8. “The only reason you’re a runner now is because it’s trendy.”

Runners, blurred motion

Okay, running experts may not tell you this one, but you will hear this from a lot of people who are to dim to comprehend that the “you-only-run-’cause-it’s-trendy” accusation is utterly idiotic, even if it happens to be true. In fact, it’s such an cretinous statement that it’s impossible to explain to these people that this way of thinking places their intellectual ranking at “junior high”. It’s like trying to convince somebody that you’re not a camel. 

9. “Oooooh, that’s so awesome that you’ve started running! So cool! Amazeballs!!!1”

Group of happy people hugging and cheering

The invasive, but mostly harmless and occasionally very pleasant type of expert. It’s the people who love you because you’re a runner like them. And since you’re a runner, they’re going to be your friend, advisor and motivator. This species does not appear in any other sport. It can be characterized by an ecstatic optimism, clinginess, low assertivity and a metric fuckton of Endomondo screencaps uploaded to Facebook. 

10. “One of us, one of us…”

 

Nothing spoils the meaning of running as these professional runners, who treat the sport like a religion, lifestyle and sole purpose in life.

Yes, I do realize that I’m lumping everyone together, thus exposing myself to comments like ‘we’re not all like that!’, but whatever. It’s funnier this way. Those who agree with this issue won’t get mad, since I’m not talking about them.

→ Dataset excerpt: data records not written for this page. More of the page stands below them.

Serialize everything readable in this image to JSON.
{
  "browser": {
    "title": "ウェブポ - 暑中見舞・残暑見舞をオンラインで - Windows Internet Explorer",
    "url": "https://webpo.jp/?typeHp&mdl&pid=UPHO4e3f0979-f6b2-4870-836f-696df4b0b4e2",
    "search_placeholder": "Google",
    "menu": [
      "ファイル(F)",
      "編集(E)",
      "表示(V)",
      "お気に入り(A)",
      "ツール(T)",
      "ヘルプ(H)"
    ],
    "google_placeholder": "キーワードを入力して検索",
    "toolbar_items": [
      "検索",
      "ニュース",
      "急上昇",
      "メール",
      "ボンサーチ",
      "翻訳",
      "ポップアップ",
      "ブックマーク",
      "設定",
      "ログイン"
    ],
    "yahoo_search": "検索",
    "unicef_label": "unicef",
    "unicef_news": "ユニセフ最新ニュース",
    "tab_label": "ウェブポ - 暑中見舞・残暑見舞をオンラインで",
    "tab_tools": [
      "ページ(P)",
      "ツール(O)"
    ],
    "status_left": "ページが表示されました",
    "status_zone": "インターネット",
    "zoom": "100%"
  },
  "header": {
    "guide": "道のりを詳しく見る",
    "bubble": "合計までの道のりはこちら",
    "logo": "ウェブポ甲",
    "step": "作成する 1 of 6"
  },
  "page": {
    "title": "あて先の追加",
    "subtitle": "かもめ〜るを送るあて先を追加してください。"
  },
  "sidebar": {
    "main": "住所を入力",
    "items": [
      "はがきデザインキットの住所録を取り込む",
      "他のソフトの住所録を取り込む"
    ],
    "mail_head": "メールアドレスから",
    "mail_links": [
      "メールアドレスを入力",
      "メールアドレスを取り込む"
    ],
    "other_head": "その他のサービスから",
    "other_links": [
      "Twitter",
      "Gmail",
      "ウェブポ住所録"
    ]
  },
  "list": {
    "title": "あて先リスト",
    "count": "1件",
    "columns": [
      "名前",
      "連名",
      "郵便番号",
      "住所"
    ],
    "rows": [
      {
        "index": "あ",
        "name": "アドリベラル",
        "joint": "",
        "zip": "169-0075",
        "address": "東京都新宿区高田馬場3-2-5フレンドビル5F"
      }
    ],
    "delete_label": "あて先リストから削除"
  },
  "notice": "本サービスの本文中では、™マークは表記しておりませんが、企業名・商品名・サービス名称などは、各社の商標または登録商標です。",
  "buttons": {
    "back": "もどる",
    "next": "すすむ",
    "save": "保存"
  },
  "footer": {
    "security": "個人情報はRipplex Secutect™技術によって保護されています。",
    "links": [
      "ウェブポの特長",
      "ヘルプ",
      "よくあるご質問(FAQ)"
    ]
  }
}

By the way, to write this article I got some help from my runner friends who are also sick and tired of the Cult of Running.

I’m talking about all people who consider runners to be better, healthier, wiser and more observant. They talk similarly, spout the same cliches and act like a sect of self-satisfied teddy bears in squeezed into colourful shoes. They don’t understand that the average person sees running as, quite simply, just an exercise, a sport, like soccer or swimming. They cannot comprehend that the average person considers running a marathon to be an achievement on par with going to the store to get some donuts. They act as if they are in possession of an ancient wisdom and running is the only way to experience enlightenment.

They are embarrassing themselves and the entire sport. Seriously – nobody’s doing more harm to the sport of running than professional know-it-all runners posting on forums, trying to confine the sport in their tested-out formulas. Run like this, buy stuff like this, think like this, live like this.

I know you’re going to read this. Chill out. Running doesn’t have to be your lifestyle. Even though I still cannot run 10k, I don’t think that running a marathon is that big of a deal. And I don’t think that running is a lot more interesting than soccer, for example. I’m a runner because I believe that all men should should be fit enough to run 20k. I’m a runner, because I want to run around Manhattan one day.

Once I achieve that, I’ll just shrug, lose all interest and start collecting stamps.